I actually hadn’t realized until prepping for this interview that you’d written the screenplay for “What Lies Beneath.”
How did that come about? You were acting predominantly at the time. Were you trying to pursue screenwriting on the side as well?
In theory I was acting predominantly at the time. [Laughs.] But I had just moved to Los Angeles, and…the splash that’s made when another theater actor from New York comes to L.A. is really deafening. And I just didn’t get any work…or really any attention, for the most part. But like I said, I came from a group of people where you just kind of always try to make your own work, so I started writing, and I wrote a little movie that I was going to direct, and I nearly got it made, although it didn’t happen.
But an executive at Dreamworks — Nina Jacobson, who now produces the “Hunger Games” movies — she saw something in that lost and depressed theater actor’s writing. [Laughs.] And she hired me to write this ghost move that they had kind of had someone work on but that they wanted to start over on. So I wrote a script that they liked, and the amazing Bob Zemeckis came aboard, along with Harrison Ford and Michelle Pfeiffer, and he kind of kept me there throughout, the generous Zemeckis, and turned it into maybe the greatest film school any young theater actor ever had in screenwriting.
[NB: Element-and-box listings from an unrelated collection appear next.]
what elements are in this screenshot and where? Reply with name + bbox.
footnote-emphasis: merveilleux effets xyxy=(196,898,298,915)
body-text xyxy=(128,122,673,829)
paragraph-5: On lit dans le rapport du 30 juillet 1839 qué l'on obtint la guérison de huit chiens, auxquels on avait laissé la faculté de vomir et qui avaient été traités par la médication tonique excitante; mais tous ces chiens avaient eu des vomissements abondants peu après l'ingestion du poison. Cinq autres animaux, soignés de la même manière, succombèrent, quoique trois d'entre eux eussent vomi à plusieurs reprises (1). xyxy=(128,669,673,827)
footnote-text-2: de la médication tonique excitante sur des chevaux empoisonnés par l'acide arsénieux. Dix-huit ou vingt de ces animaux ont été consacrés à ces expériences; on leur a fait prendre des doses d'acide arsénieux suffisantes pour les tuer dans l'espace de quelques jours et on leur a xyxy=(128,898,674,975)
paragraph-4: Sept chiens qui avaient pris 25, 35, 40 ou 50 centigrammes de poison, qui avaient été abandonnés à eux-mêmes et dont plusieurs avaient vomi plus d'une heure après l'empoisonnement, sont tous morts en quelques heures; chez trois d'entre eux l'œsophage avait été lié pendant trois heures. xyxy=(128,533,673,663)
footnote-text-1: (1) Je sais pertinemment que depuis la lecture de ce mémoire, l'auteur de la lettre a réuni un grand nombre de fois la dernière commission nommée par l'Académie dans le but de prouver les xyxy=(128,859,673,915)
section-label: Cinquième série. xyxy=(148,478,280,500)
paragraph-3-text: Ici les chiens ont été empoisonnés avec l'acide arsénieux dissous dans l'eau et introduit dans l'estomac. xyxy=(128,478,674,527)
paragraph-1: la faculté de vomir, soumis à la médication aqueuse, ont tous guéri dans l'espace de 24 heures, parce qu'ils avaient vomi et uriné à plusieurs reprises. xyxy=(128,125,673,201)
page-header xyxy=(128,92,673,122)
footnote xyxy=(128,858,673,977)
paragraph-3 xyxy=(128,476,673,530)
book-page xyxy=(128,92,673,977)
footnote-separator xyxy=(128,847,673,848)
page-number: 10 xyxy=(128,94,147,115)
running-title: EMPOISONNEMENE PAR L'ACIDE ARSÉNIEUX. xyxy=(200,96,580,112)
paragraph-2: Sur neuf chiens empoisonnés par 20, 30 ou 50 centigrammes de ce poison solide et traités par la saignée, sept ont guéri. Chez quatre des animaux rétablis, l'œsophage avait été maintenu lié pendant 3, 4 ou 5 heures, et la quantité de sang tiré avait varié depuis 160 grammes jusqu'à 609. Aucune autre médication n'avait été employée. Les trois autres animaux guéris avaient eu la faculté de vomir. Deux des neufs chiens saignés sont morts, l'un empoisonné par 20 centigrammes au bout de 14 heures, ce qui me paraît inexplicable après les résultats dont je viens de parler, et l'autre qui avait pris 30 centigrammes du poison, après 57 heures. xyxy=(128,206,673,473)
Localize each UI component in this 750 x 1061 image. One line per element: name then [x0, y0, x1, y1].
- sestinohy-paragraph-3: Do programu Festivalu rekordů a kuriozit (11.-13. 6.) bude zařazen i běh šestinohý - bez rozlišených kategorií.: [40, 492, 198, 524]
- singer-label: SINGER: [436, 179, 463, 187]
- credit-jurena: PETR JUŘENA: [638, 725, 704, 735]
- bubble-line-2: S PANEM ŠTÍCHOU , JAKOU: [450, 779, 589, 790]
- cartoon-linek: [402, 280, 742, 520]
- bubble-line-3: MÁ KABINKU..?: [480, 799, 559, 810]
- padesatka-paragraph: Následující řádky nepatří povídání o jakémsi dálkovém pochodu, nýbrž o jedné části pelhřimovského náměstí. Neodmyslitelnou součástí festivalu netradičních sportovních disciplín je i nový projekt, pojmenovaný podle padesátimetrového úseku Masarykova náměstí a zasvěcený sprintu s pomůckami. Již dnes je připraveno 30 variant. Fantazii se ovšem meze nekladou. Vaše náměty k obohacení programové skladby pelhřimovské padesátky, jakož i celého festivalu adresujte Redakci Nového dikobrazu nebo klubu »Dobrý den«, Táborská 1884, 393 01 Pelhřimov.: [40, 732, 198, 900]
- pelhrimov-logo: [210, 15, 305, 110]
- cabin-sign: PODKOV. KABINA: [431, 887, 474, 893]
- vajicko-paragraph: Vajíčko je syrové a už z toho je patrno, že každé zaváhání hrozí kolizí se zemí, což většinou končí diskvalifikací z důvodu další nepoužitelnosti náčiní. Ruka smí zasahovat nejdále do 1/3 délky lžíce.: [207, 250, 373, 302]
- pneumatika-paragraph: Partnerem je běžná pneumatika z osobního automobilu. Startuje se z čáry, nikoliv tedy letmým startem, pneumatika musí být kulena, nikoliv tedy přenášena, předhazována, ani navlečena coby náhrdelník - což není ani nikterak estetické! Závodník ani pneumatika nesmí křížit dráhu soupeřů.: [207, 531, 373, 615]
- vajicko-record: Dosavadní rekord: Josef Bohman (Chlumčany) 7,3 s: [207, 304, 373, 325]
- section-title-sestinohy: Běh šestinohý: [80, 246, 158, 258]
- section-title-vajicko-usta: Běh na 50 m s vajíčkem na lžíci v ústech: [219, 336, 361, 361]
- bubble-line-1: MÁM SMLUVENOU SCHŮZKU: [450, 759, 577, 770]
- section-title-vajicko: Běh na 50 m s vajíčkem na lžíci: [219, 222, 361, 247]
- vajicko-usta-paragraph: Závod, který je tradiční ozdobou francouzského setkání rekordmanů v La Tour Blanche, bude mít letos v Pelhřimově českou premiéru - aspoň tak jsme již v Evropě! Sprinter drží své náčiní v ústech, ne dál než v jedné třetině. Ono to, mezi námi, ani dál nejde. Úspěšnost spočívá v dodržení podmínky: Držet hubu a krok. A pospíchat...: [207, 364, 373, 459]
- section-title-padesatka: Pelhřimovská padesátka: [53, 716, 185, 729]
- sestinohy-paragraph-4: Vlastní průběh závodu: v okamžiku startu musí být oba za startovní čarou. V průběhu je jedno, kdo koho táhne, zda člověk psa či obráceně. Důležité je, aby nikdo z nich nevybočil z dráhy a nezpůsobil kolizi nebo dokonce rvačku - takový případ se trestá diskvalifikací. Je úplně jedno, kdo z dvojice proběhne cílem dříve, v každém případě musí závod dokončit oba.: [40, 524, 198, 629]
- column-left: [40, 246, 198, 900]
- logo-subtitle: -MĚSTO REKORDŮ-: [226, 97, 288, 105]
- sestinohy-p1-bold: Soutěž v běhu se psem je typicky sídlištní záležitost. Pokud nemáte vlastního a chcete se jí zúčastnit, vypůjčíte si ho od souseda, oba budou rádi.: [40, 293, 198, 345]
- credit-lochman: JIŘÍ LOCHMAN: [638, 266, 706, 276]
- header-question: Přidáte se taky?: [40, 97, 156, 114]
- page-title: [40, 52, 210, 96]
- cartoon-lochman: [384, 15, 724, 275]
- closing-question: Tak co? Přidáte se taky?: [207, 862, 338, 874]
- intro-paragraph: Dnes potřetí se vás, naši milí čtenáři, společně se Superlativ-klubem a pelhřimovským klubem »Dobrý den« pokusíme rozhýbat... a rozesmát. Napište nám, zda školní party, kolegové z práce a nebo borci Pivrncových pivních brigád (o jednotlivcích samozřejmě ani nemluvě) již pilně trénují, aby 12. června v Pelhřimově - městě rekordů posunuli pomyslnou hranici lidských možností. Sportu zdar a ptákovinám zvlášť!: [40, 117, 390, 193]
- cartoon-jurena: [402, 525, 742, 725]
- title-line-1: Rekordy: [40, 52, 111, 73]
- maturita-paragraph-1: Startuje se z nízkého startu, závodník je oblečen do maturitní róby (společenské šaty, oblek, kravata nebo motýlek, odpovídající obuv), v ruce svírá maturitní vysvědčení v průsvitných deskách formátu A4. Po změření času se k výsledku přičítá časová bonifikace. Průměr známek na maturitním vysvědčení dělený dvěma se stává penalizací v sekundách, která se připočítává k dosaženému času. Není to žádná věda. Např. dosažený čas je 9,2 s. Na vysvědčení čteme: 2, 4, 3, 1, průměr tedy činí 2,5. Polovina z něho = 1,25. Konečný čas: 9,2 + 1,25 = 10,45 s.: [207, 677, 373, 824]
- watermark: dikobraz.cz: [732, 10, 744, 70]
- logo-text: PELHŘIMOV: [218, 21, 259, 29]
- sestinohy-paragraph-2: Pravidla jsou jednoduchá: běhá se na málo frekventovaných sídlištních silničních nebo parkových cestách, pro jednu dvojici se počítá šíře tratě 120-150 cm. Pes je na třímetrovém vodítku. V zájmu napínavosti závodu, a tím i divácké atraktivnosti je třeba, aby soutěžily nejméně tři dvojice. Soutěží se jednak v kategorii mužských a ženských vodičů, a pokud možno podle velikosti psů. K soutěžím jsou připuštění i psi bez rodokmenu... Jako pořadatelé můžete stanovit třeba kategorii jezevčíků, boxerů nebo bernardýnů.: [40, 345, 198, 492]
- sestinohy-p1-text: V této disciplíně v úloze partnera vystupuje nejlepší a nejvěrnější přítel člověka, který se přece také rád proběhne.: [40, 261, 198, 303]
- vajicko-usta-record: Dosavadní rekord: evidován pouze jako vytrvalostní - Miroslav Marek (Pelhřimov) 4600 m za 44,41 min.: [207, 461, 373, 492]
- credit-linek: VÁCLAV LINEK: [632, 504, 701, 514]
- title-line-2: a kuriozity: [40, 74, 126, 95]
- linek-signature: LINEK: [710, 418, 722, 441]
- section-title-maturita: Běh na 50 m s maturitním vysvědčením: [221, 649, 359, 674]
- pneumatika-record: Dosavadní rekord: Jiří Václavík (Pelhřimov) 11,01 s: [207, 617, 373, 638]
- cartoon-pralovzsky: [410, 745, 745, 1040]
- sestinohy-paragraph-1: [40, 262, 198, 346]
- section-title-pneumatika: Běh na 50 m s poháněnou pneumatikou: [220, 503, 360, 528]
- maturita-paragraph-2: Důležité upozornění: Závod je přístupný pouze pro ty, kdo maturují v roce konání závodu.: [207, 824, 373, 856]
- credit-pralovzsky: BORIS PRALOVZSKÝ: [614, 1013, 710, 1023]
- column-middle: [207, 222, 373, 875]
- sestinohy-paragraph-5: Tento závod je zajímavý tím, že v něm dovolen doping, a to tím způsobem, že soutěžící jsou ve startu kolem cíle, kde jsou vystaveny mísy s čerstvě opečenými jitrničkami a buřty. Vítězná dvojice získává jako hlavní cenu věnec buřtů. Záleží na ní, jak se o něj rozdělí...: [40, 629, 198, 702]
To bring it back to “S.H.I.E.L.D.” to start wrapping up, how much adrenaline did you find pumping through your veins as a result of the series being forced to reinvent itself in the wake of “Captain America: The Winter Soldier”?
I knew big trouble was afoot in “The Winter Soldier” and that that’s where we were headed, and it was hard to wait. But once that came about and, for my money, the incredibly sophisticated and artful way Marvel and our writers executed the reveal of the Hydra insurrection, it got really fun…and really exciting! I really couldn’t be more proud of the way Director Fury showed up to help out in the finale. I mean, he brought me back my gun! How sweet is that? [Laughs.]
It’s nice to see Samuel L. Jackson participating in the series. It always seemed to be a given that he’d turn up at some point, but he was utilized extremely well in the season finale.
Yeah, you know, it was a bit of a cameo the first time he showed up, but to have him show up in the finale the way he did and rescue FitzSimmons, and, after not being able to get him on the phone for, like, eight episodes, to have him show up there when things were looking very bleak with Deathlok and Paxton… [Laughs.] I just thought it was a pretty spectacular reveal…and a great day to act.
Would you be happy if they brought in more superheroic types in Season Two, or do you enjoy the spy action?
I love when they show up. I mean, to me, it’s one of the most exciting things as a fan of this stuff to see the stories go from movie to TV back to movie. And as Agent Coulson, to suddenly find myself as Director Coulson? As a nerd, I almost died on the spot. [Laughs.] But what I love about the show is that, at the core and the heart of it, it’s about the people who don’t have super powers, who can be killed…even if once in a while, with some radical alien technology and some blue stuff, they’re brought back. But, you know, in superhero movies, the superheroes are almost never at risk of getting killed, really. And this is about people who put their lives on the line to protect people. I like that this is the part of the world where people are vulnerable.